Living Trusts are best done by an attorney (although, they are 90% boiler plate and it seems that you could do a knock-off of somebody else's if you wished). The only other thing you would need to do is place your bank accounts, stock accounts, house(s), credit card accounts, and such with the following ownership (the Bank will probably want to see the first page of the trust):
Bill Smith Trustee
Mary Smith Trustee
Smith Family Trust
Basically now, if one or both Bill and Mary are gone, there is still a legal entity (the Smith Family Trust) that can manage and disperse the assets as directed by the trust through the trustee. It is basically that simple (from what I have seen).
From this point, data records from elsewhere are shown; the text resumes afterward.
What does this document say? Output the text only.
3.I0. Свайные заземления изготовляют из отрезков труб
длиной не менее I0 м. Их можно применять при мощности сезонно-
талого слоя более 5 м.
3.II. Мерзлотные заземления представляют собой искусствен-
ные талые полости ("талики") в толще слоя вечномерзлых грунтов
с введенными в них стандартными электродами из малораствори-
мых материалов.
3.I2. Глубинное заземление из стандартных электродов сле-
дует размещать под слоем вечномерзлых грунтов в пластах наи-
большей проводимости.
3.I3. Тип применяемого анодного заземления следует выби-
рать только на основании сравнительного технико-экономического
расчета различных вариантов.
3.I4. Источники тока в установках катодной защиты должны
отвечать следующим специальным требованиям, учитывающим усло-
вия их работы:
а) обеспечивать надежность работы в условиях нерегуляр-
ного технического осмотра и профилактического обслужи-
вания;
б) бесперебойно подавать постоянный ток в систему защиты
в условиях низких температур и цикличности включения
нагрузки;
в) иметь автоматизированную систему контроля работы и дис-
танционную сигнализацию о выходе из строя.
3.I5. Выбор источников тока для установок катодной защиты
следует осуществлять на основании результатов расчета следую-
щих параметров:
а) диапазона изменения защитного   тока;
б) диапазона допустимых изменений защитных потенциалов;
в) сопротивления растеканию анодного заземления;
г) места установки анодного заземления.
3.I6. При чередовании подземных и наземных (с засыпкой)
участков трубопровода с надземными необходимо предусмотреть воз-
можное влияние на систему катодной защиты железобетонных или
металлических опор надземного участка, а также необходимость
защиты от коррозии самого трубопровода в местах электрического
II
There is one thing that is a little bit pain in the butt with placing Smith Family Trust on the bank and stock accounts... The bank wants to protect itself so--in Etrade's case--they will not let me Internet Link my Etrade Bank and Etrade Stock Trading accounts. Other than that, it has not been a problem.
Basically, for a married couple the Living Trust "keeps the dead partner legally alive" until the second one dies. Then the estate is distributed according to the terms of the trust and the trustee (get somebody you trust to be the trustee--they can really do your family bad if they have the intent) and both tax exemptions are available to shelter the taxes. If the surviving spouse wishes to change the terms of the trust, revoke the trust or spend the money until there is none left--there is nothing stopping them. (There are several sections to a living trust other than the one that the Trustee would use, but those are there for legal purposes and don't have any real effects on the day to day use of the trust). There is really no down side to the living trust.
Otherwise, with a will what usually happens is the spouse inherits the estate (tax free?) and then when the last one dies, there is only one tax exemption available for the survivors to use (instead of two). Plus, the estate must go through probate (attorneys and courts) to be resolved.
Remember, there is a $600,000 or so (the limit is rising until around 2008 when death taxes go away--then the next year they come back at the ~1/2 million dollar per person level again).
Now, if you have a multi-million dollar estate, then you can look at various insurance and irrevocable trusts to help pass the estate to the kids and grand kids in a more tax efficient manner.
But for Estates of 1.2 million or less, the Living Trust is the way to go! An hour or so with the Attorney, they put the name of the Living Trust on your house, and give you a copy of the trust that you take to your banks and such change the account names to conform with the trust.